This stuff? http://www.landscapesupply.com/catalog/main.php?cat_id=396
The site says it's basalt. Basalt will usually have a minor amount of carbonates in it, but should be fine for your use. It should not have any metallics. As a matter of fact, most of the rock at the landscape supply places today will be metal free in general as they are concerned about leaching into the local groundwater.


----------



## Fansons (May 20, 2010)

I am collecting rocks too. Today I got a beautyful center piece. It was so heavy and I have to carry it for 300 meter, that almost killed me. It's too big to boil I think I'll test ph thing first then sink it in detergent, that should do it.


----------



## jkhcjris (Jun 1, 2010)

Thanks 2wheelsx2 .Yes that is the stuff and the landscaping store. They had lots of neat rocks and boulders there.


----------



## jkhcjris (Jun 1, 2010)

Thanks jbyoung00008 I will try that.


----------



## jkhcjris (Jun 1, 2010)

Hey Fansons, Not sure if detergent would be a good thing that could potentualy get in your tank. I could be wrong. Maybe someone with more experience can correct me on this.


----------



## DBam (Aug 9, 2010)

Ive read the same thing about not using detergents. None of the sources specified why, but it's probably either because detergents get trapped, or any heavy metals present will bind or interact with the detergent. A thorough washing followed by dumping boiling water over it a few times is what I'd do. And still be sure to sit it in water and test for pH. I have a little TDS probe I bought off Canadian Aquatics that I use for this kind of thing


----------



## 2wheelsx2 (Apr 21, 2010)

Detergents are difficult to rinse off properly. It's better to use a bleach solution since the chlorine will evaporate and may also be neutralized by Prime or some other dechlorinator. A good way to ensure everything is off is to give it a quick vinegar bath also.


----------



## Fansons (May 20, 2010)

Sorry guys, I meant to say bleach lol. But I kinda brought up another discussion haha...


----------



## AWW (Apr 22, 2010)

If your collecting rocks, stay away iron rich rocks. Thats almost all red rocks unless they are volcanic. Prep depends on where you collect your rocks from. I get mine from a river, and i just poor boiling water over them. They don't really need any prep at all. 

Alex


----------



## mikebike (Sep 8, 2010)

You can also use Hydrogen Peroxide to clean rocks and wood.

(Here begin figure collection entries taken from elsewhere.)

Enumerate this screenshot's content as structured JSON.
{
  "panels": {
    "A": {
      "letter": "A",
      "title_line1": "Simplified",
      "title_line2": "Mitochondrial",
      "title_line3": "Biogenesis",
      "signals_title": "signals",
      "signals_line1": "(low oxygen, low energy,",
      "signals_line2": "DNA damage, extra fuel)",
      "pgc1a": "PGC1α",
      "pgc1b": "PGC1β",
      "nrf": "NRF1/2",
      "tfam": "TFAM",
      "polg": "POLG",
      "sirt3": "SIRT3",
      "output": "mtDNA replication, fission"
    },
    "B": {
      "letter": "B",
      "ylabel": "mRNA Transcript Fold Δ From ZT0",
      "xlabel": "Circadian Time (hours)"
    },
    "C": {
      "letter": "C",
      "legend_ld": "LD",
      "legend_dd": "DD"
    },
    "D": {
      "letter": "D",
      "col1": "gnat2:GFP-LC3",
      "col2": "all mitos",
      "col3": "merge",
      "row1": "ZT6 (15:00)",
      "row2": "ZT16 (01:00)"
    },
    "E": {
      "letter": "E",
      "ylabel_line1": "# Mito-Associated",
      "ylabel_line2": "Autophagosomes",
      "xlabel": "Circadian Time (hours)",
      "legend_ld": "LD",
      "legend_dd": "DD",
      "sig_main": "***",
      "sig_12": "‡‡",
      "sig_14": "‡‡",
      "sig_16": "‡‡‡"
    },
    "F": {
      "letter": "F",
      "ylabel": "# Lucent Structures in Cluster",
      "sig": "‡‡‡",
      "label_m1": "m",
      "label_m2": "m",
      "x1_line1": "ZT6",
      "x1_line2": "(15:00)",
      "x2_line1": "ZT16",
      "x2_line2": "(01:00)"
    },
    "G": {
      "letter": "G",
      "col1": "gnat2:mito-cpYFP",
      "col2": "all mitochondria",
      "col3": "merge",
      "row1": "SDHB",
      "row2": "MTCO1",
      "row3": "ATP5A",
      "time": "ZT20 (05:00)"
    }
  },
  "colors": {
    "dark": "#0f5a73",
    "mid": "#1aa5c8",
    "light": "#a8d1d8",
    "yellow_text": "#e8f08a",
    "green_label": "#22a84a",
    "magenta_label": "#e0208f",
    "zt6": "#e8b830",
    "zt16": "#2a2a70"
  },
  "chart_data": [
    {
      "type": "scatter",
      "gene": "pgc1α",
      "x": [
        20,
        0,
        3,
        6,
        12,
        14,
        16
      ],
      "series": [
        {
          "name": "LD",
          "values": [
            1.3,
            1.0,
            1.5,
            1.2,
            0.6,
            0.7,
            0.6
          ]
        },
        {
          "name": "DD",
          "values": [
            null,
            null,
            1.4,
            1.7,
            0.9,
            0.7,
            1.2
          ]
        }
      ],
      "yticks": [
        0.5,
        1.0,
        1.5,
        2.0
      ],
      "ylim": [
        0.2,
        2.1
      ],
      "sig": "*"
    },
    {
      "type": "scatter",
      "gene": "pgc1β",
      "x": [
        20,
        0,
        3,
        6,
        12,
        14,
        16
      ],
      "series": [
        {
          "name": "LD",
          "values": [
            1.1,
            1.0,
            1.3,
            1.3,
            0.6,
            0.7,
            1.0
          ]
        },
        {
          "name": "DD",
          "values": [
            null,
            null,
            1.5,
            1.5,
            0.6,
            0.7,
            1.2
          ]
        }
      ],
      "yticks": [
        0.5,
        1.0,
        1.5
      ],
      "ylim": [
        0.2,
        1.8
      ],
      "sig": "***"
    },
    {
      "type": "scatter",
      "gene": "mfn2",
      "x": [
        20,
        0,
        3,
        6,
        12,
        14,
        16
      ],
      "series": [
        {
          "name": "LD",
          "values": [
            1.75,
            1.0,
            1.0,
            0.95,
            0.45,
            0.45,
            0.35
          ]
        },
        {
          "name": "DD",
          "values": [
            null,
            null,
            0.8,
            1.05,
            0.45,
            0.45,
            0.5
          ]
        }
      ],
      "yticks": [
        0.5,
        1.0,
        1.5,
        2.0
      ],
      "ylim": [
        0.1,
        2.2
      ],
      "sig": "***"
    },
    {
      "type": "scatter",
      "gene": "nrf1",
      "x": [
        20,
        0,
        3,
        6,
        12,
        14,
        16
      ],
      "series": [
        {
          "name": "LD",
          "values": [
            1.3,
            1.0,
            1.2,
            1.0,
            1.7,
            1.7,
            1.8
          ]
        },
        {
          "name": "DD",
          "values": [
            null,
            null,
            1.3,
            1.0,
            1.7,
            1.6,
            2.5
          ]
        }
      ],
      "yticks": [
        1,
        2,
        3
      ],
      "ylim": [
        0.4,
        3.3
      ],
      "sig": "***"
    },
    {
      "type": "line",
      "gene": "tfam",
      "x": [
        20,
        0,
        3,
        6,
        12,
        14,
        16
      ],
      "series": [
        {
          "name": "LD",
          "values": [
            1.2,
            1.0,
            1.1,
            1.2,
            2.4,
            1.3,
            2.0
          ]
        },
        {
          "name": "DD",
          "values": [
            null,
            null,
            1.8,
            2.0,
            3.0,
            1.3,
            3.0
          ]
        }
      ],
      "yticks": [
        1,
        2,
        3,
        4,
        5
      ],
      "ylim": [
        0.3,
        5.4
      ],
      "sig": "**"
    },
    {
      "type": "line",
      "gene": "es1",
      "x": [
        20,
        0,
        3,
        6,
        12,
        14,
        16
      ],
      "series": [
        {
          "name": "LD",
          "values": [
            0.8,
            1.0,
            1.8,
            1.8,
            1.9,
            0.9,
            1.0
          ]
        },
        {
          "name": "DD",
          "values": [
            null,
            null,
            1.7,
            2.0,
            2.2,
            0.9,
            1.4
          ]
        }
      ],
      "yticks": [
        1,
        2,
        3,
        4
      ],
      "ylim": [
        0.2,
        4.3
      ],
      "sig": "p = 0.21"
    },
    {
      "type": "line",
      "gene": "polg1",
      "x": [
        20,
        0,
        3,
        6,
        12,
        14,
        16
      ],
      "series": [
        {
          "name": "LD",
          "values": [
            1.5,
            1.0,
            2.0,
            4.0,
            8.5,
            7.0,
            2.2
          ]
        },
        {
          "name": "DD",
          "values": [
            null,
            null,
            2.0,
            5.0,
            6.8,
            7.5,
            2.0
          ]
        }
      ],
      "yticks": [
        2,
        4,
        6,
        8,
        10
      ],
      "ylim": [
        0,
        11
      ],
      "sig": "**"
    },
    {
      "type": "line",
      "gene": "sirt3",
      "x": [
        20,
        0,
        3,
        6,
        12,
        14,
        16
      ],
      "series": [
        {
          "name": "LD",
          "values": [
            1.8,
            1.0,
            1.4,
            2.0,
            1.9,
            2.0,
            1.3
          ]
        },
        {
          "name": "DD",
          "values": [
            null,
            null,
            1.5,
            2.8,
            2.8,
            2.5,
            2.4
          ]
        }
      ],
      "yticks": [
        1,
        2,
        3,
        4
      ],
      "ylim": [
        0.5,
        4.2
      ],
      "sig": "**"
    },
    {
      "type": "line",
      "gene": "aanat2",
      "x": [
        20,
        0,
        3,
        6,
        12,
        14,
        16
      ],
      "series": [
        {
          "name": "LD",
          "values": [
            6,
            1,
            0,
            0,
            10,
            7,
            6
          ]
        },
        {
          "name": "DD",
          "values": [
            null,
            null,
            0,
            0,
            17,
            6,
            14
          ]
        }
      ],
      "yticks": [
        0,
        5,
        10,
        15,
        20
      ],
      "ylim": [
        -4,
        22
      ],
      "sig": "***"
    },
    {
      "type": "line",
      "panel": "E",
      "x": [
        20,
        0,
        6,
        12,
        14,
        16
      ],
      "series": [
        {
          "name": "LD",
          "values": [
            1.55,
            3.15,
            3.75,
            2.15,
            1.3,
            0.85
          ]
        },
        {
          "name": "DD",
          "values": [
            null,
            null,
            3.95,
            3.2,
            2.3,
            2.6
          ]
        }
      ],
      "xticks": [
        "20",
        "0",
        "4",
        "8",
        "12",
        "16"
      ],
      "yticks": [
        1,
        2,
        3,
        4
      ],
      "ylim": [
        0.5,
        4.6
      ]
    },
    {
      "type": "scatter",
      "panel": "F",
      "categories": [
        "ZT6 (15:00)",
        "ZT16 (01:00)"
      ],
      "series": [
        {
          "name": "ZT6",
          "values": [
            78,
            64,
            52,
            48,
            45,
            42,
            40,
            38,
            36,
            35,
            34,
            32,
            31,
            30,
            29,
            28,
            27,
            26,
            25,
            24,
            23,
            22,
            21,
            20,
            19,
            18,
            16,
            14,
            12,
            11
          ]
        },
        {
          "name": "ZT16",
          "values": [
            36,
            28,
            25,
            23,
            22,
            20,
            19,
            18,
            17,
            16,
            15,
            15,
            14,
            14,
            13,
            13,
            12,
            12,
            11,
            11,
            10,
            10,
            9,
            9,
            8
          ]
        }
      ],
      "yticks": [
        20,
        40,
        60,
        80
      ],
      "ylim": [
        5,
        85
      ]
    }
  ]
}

The bubbling action lifts out a lot of debris.


----------



## 2wheelsx2 (Apr 21, 2010)

AWW said:


> If your collecting rocks, stay away iron rich rocks. Thats almost all red rocks unless they are volcanic. Prep depends on where you collect your rocks from. I get mine from a river, and i just poor boiling water over them. They don't really need any prep at all.
> 
> Alex


The redness is from oxidation state during deposition. Black basalt is deposited in an anoxic environment while red basalt was deposited in shallow, oxygen rich water. Both are rich in iron and silica. Red rocks can be from a variety of minerals, among which are potassic feldspars which are salmon pink, and many other minerals, which are iron deficient. So red is not a good indicator of whether a rock is rich in iron or not.


----------



## jkhcjris (Jun 1, 2010)

Thanks for all the replies . Lots of great info I needed.

Thanks, Chris


----------



## Fansons (May 20, 2010)

This is one of the large rock I found, it has white stripe on the grey surface, it looks like some micaceous thing, sorry if I use the wrong word.

I think this should be safe for aqueium, any pro can identify what this is and give me some comment?

Thanks a lot !


----------



## Fansons (May 20, 2010)

This is the other one i really like, it look like thise stone in ADA website display tank. Any pro know what this is? Safe for aqueium?

Thanks


----------



## 2wheelsx2 (Apr 21, 2010)

It difficult to tell from a pic like that what the actual rock is, but they both look to be safe. First one could be volcanic or intrusive while the second one appears to be granitic.


----------



## Fansons (May 20, 2010)

Yah, sorry about the bad iphone picture especially under CF light..

I feel both should be safe. I should wash them and take another picture outdoor.


----------



## 2wheelsx2 (Apr 21, 2010)

It's not the iphone pic. Usually to identify rock, I need a hand lens and be up close to see the details, unless I can see the rock in context (ie, on a the side of a formation on a cliff wall, for instance, or know where it was collected).


----------



## Fansons (May 20, 2010)

I see, I got the smaller one from deep cove park, near the beach. The large one was collected near my house, behind Capilano university. I totally agree with you.


----------



## Danw (Feb 26, 2011)

when i was trying to find rocks i would chip the rock in an unobvious spot and then pour white vinegar on it. if it foams up apparently it can leech into your tank. if it doesnt foam, well then probably your fine. but again i am no expert but i beleive it better to be safe then sorry.


----------



## Fansons (May 20, 2010)

Why use vinegar?


----------



## 2wheelsx2 (Apr 21, 2010)

Vinegar is acid, and will dissolve carbonates. The problem is that it is a very weak acid, so it will only dissolve the weakly bonded carbonates like calcite. It'll barely dissolve aragonite, and won't do anything to most other carbonates, which will all dissolve in water slowly over time. Having said that, it may not be a bad thing as it'll add some pH buffering capacity to your tank. Anyway, I just thought I would clarify that point a bit. If you want want to test with vinegar, 2 ways of enhancing its effectiveness is to warm it up (increase its chemical activity) or scratch up the mineral (decrease grain size).

Probably more geology than you guys need/want to hear.


----------



## Fansons (May 20, 2010)

Oh I see, thanks for teaching m(_._)m


----------



## 2wheelsx2 (Apr 21, 2010)

It's good to know all that money I paid UBC for a degree is useful for something.


----------



## jkhcjris (Jun 1, 2010)

Hey I'm inpressed so far.:bigsmile:


----------



## 2wheelsx2 (Apr 21, 2010)

jkhcjris said:


> Hey I'm inpressed so far.:bigsmile:


Haha...sorry, I was saying it tongue in cheek. I actually am a practicing geologist with more years of experience than I care to divulge.


----------



## Fansons (May 20, 2010)

Good to have you here ^_^b


----------